Monday, August 25, 2008

Back in Maryland, and about to leave

I am the station waiting to catch a train to visit my brother in Manhattan. I left my laptop at home so my updated pacific northwest posts with pictures will have to wait until later in the week. So instead I will give some thoughts about local food and the pacific northwest. This would be random blathering that likely is of no real interest to most people.

The movement of eating locally is much better developed in the Pacific Northwest than it is here. I noticed that almost every restaurant, even the tourist trap on the space needle, advertised its local cuisine.

The resources at this time of year were fabulous - beautiful berries, plump cherries, tasty salmon, creamy oysters. The wines were good - not fantastic, but we weren't on a wine trip either.

My favorite part of the region's food was its absolute simplicity and loyalty to the ingredients. My dad taught me two important lessons as a kid - anyone who can eat can cook, and a good cook is really a good shopper. I'm a big believer in simple preparations and not too many ingredients. I hate it when too many things are going on at once. Simple is, in my opinion, best. When you have really great ingredients, you want to highlight nature's magnificence, not your own skills heating and mixing. This would be another Dad lesson. He also goes (and used to drag me and my brother - hated at the time and my fondest memory as an adult) to the Jessup fish market at o dark thirty to look dinner in the eye before simple grilling or flaming (the man loves flambe) preparations.
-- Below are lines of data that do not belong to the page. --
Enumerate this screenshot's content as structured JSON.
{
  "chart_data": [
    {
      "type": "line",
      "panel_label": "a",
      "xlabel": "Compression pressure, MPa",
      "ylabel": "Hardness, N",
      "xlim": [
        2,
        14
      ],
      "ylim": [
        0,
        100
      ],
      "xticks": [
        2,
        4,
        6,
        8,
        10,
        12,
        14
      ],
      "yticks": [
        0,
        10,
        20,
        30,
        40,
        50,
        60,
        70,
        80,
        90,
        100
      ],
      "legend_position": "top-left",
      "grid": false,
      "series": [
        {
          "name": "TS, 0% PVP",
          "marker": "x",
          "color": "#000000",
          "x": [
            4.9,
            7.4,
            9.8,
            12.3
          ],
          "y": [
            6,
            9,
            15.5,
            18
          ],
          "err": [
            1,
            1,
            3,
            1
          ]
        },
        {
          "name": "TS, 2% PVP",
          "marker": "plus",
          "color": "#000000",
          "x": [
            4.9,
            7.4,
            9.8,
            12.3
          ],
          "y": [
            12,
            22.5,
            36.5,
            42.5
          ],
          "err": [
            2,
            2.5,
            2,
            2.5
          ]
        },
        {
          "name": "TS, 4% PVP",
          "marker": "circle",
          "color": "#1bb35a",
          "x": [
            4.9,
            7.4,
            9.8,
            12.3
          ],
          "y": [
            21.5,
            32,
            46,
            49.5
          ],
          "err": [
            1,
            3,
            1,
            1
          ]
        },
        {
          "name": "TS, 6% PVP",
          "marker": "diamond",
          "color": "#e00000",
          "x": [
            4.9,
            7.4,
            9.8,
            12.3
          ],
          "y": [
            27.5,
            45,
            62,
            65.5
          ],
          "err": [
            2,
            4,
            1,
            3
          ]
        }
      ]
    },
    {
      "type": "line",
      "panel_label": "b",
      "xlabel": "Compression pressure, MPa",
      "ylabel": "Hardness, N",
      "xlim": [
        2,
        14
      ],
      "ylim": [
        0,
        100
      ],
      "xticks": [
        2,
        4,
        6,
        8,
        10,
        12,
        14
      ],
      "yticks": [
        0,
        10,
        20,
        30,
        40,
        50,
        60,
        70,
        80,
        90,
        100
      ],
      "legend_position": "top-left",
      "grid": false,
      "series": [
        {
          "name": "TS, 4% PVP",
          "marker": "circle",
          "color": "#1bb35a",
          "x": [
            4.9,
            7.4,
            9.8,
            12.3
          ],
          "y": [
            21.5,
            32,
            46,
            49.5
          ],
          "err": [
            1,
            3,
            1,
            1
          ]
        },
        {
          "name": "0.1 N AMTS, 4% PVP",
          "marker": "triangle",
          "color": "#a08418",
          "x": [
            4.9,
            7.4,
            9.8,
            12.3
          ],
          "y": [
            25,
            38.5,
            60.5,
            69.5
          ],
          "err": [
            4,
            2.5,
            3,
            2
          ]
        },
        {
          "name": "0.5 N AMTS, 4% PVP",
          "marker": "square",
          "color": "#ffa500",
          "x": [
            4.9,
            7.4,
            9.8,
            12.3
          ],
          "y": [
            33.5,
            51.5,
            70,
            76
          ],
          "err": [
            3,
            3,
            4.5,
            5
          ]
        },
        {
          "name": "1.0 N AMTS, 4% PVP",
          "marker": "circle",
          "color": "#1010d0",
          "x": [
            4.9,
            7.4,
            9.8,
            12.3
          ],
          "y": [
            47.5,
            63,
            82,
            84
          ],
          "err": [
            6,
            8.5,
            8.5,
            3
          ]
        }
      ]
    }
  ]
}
Of course, being Bengali he also made curried fish - but unlike anything in an Indian restaurant. A truly Bengali fish preparation tastes like fish, not sauce, and the sauce is simple and lightly applied (mustard sauce for shrimp, a light tumeric dyed paste for salmon, etc). To be fair and equal, I must here note that mom makes excellent dishes on the same lines - simple, good ingredients.
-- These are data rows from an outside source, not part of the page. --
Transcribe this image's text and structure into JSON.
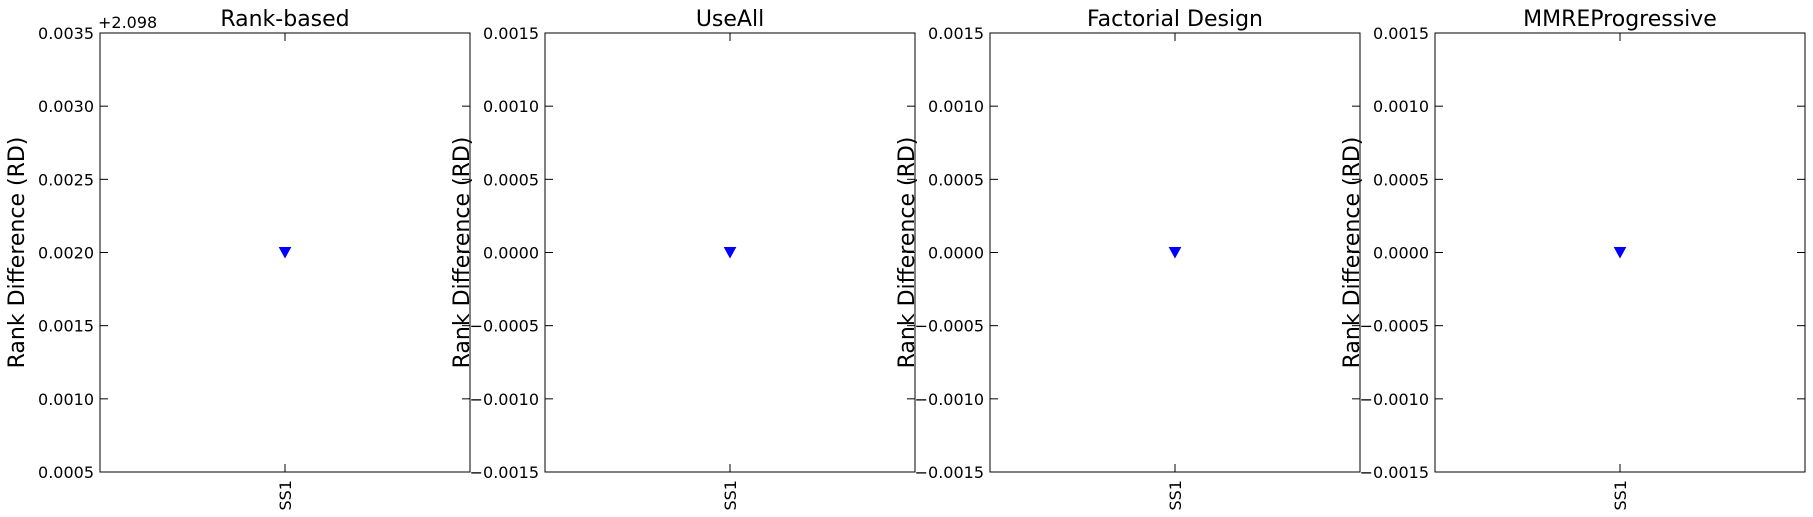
{
  "chart_data": [
    {
      "type": "scatter",
      "title": "Rank-based",
      "ylabel": "Rank Difference (RD)",
      "xlabel": "",
      "categories": [
        "SS1"
      ],
      "y_offset_label": "+2.098",
      "ylim": [
        0.0005,
        0.0035
      ],
      "yticks": [
        0.0005,
        0.001,
        0.0015,
        0.002,
        0.0025,
        0.003,
        0.0035
      ],
      "yticklabels": [
        "0.0005",
        "0.0010",
        "0.0015",
        "0.0020",
        "0.0025",
        "0.0030",
        "0.0035"
      ],
      "series": [
        {
          "values": [
            0.002
          ],
          "marker": "triangle-down",
          "color": "#0000ff"
        }
      ],
      "grid": false
    },
    {
      "type": "scatter",
      "title": "UseAll",
      "ylabel": "Rank Difference (RD)",
      "xlabel": "",
      "categories": [
        "SS1"
      ],
      "y_offset_label": "",
      "ylim": [
        -0.0015,
        0.0015
      ],
      "yticks": [
        -0.0015,
        -0.001,
        -0.0005,
        0.0,
        0.0005,
        0.001,
        0.0015
      ],
      "yticklabels": [
        "−0.0015",
        "−0.0010",
        "−0.0005",
        "0.0000",
        "0.0005",
        "0.0010",
        "0.0015"
      ],
      "series": [
        {
          "values": [
            0.0
          ],
          "marker": "triangle-down",
          "color": "#0000ff"
        }
      ],
      "grid": false
    },
    {
      "type": "scatter",
      "title": "Factorial Design",
      "ylabel": "Rank Difference (RD)",
      "xlabel": "",
      "categories": [
        "SS1"
      ],
      "y_offset_label": "",
      "ylim": [
        -0.0015,
        0.0015
      ],
      "yticks": [
        -0.0015,
        -0.001,
        -0.0005,
        0.0,
        0.0005,
        0.001,
        0.0015
      ],
      "yticklabels": [
        "−0.0015",
        "−0.0010",
        "−0.0005",
        "0.0000",
        "0.0005",
        "0.0010",
        "0.0015"
      ],
      "series": [
        {
          "values": [
            0.0
          ],
          "marker": "triangle-down",
          "color": "#0000ff"
        }
      ],
      "grid": false
    },
    {
      "type": "scatter",
      "title": "MMREProgressive",
      "ylabel": "Rank Difference (RD)",
      "xlabel": "",
      "categories": [
        "SS1"
      ],
      "y_offset_label": "",
      "ylim": [
        -0.0015,
        0.0015
      ],
      "yticks": [
        -0.0015,
        -0.001,
        -0.0005,
        0.0,
        0.0005,
        0.001,
        0.0015
      ],
      "yticklabels": [
        "−0.0015",
        "−0.0010",
        "−0.0005",
        "0.0000",
        "0.0005",
        "0.0010",
        "0.0015"
      ],
      "series": [
        {
          "values": [
            0.0
          ],
          "marker": "triangle-down",
          "color": "#0000ff"
        }
      ],
      "grid": false
    }
  ]
}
The density in Seattle and Vancouver allowed for mature markets in sustainable local produce. I'm not sure if we have the density in Howard County for the markets, but right now I really do think there is a strong opportunity for more paurings between local restaurants and local producers. I have to admit that I chuckled at Aida Bistro earlier this year when I noticed Larriland berries being advertised - mostly since we had been to Larriland that morning.

Yes, the Pacific Northwest is fantastic and we will never have their salmon, but I can't help but think that the mid Atlantic has as fantastic an opportunity to showcase our regional specialties. And I don't just mean blue crab. We have amazing soil and an amazing history - and our gastro-cultural melting pot is as wide and exciting. The blueberries, strawberies, cherries, and apples we grow are every bit as good as elsewhere. Why is it rare to see local restaurants proudly stating they use local fruit? Or our awesome veggies? Or tomatoes - really, we have amazing tomatoes and a history of doing cool things with them. And of course Maryland seafood is rightfully lauded - but not just the crab should be celebrated, but our rockfish, oysters, and other sustainable species. Almost everything is tasty - remember not all that long ago in Massachusettes rebellion consisted of refusing to eat lobster more than three times a week. We do live on land that has great natural bounty. We should enjoy it.

Of course, as always when talking about eating locally, it is important to be reasonable. It takes a lot of gas for a hundred farmers to drive their trucks and cars to markets, and a lot for each consumer to schlep that stuff home. Certainly trains and yes, even ships sending containers may cost less in terms of energy resources. Plus, increased efficiencies of mass scale farming has dramatically increased global calorie production, even though there are extreme social and environmental consequences. Then again, negative consequences also exist from an organic farm that serves only customers in a 25 mile radius. Its impossible to universally laud or demonize any type of food production. There are too many moving parts, too many consequences.

Food politics may be complicated, but food should not be.